5つの重要な新規要素が追加され、さらに進化した『FIFA 13』
エレクトロニック・アーツは、イギリスのロンドンで2012年4月20日(現地時間)、プレス向けに『
FIFA 13 ワールドクラス サッカー』を発表した。ここでは、現地で約1時間余りにわたって行われたプレゼンテーションで明かされた、新要素の数々を画面写真とともに紹介しよう。
■ニュー・プレイヤー・インパクト・エンジン 『
FIFA 13』では、前作『
FIFA 12』で採用されたプレイヤー・インパクト・エンジン(選手どうしの接触時に、体の各箇所がどの方向からどれくらいの力を受けているのか、また、どういった慣性が働いているのかを計算するエンジン)がさらに改良され、パワーアップ。体の各パーツにかかる力や強さを見直し、不自然な挙動(ゴール後のパフォーマンスも含め)が修正されている。それと同時に選手どうしの押したり引っ張ったりする競り合いなどにも新しいモーションが追加され、体勢を崩してボールを奪ったり、タックルを華麗にかわしつつドリブルしたりといった動きもよりリアルになっている。つまり、実際のサッカー同様、選手個々のフィジカルの強さも重要となっているのだ。また、新しいプレイヤー・インパクト・エンジンは、各部位の当たり判定を詳細に管理できるため、審判のAIの強化にも活かされているという。
さらに、『
FIFA 12』ではボールを持っている選手にしか競り合いを仕掛けられなかったが、『
FIFA 13』では相手がボールを持つ前から競り合いを仕掛ける(オフ・ザ・ボールバトル)ことも可能になった。

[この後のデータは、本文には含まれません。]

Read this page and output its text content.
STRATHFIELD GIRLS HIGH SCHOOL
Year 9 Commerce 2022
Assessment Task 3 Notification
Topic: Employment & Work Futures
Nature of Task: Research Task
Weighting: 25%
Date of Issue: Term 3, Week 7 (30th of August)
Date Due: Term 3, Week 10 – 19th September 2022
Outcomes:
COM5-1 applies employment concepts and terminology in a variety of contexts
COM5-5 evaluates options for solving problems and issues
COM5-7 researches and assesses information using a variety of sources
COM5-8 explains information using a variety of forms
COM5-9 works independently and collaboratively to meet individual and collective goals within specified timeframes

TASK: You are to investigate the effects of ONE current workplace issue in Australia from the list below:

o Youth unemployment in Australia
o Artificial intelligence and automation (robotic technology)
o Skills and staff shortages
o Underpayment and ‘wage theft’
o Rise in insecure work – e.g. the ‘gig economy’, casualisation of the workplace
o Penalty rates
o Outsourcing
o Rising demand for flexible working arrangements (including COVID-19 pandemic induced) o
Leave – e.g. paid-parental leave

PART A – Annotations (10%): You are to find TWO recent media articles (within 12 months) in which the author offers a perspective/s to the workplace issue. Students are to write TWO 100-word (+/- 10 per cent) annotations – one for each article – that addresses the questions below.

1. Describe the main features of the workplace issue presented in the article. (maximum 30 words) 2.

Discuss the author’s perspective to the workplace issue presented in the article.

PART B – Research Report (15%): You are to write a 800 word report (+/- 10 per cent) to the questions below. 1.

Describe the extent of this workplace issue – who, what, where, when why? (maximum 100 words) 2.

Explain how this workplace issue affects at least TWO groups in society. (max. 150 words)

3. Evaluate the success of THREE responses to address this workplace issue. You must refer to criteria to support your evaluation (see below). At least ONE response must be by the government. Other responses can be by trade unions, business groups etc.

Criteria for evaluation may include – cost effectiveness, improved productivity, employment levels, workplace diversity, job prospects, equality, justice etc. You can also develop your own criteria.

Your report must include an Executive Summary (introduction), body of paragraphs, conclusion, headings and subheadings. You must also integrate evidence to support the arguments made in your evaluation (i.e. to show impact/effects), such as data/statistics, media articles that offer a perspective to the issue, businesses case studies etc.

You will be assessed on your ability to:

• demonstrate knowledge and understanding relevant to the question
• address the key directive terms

これにより、浮いたボールのヘディングでの競り合いなどに、現実のサッカーのようなポジション争いができるようになっている。
■ファーストタッチ・コントロール これまでは、どの選手でも巧みなトラップ(ファーストタッチ)ができていたが、『
FIFA 13』では選手のスキル、またはシチュエーションによってボールのコントロールが一定ではなくなった。このような不安定要素を取り入れたことも、よりリアルなサッカーゲームを実現するためだ。スーパースターとそうではない選手の能力の違いが明確になるため、メッシやロナウドなどといったスーパースターのテクニックがより際立つ形になるだろう。また、トラップスキルが低い選手にはやさしいパスを出すといった配慮も必要となり、プレイヤー側のスキルも必要になってくる。さらに、ファーストタッチ・コントロールによって、これまで以上にルーズボールが増えることで、攻守のバランス、および切り替えのテンポもよくなるはずだ。
■アタッキング・インテリジェンス 空いているスペースを認識する選手のAIが改良され、オフェンス時にボールを持っていない選手の動きが改善されている。たとえば、オフサイドにならならいよう曲線に走ったり、飛び出しのタイミングを図ったり、パスが出しやすいスペースに動いたりと、賢くなっている。これにより、攻撃のバリエーションが大幅に増えることとなる。
■コンプリート・ドリブル リアルなドリブルを実現できるよう、ドリブルのメカニズムをより深く突き詰めたのがコンプリート・ドリブルだ。『
FIFA 09』では5方向、『
FIFA 10』では360度の方向でドリブルが可能になった。『
FIFA 13』では、重心をかけた方向とは別の向きにステップしたりといったフェイントを入れてディフェンダーを欺くといったより高度でリアルなテクニックも再現できる。しかも、これらのテクニックが左スティックのみで操作可能とのこと。
■タクティカル・フリーキック 『
FIFA 13』では、フリーキックのオプションが飛躍的に増えている。たとえば、ディフェンス側は壁となる選手がいつでもジャンプできるようになった。一方の攻撃側はおとりを使って誰がフリーキックを蹴るかをわからないようして、ディフェンス側を欺くといった駆引きも可能になっている。また、壁はちょっとずつ前進させたりといったこともできる(度を過ぎると反則になるので注意)。現実のサッカーで使われるフリーキックのオプションのほとんどが実現可能になっていると言っていいだろう。
以上は、プレゼンテーションで紹介された『
FIFA 13』のおもな新機能だ。最後にラインプロデューサーを務めるNick Channon氏は、「『
FIFA 13』は攻守にたくさんのイノベーション(改革)を加えました。それにより自由で独創的なプレイが可能になっています。それに加え、私たちは『
FIFA 13』でサッカーの予想不可能な部分を再現したかったのです」と語り、ほとんどがサッカー好きと思われる各国のプレスから喝采を浴びていた。この反応からしてみても、本作がいかにプレイヤーが望んていた進化を遂げているかがわかるというもの。日本のサッカーファンもぜひ期待してほしい。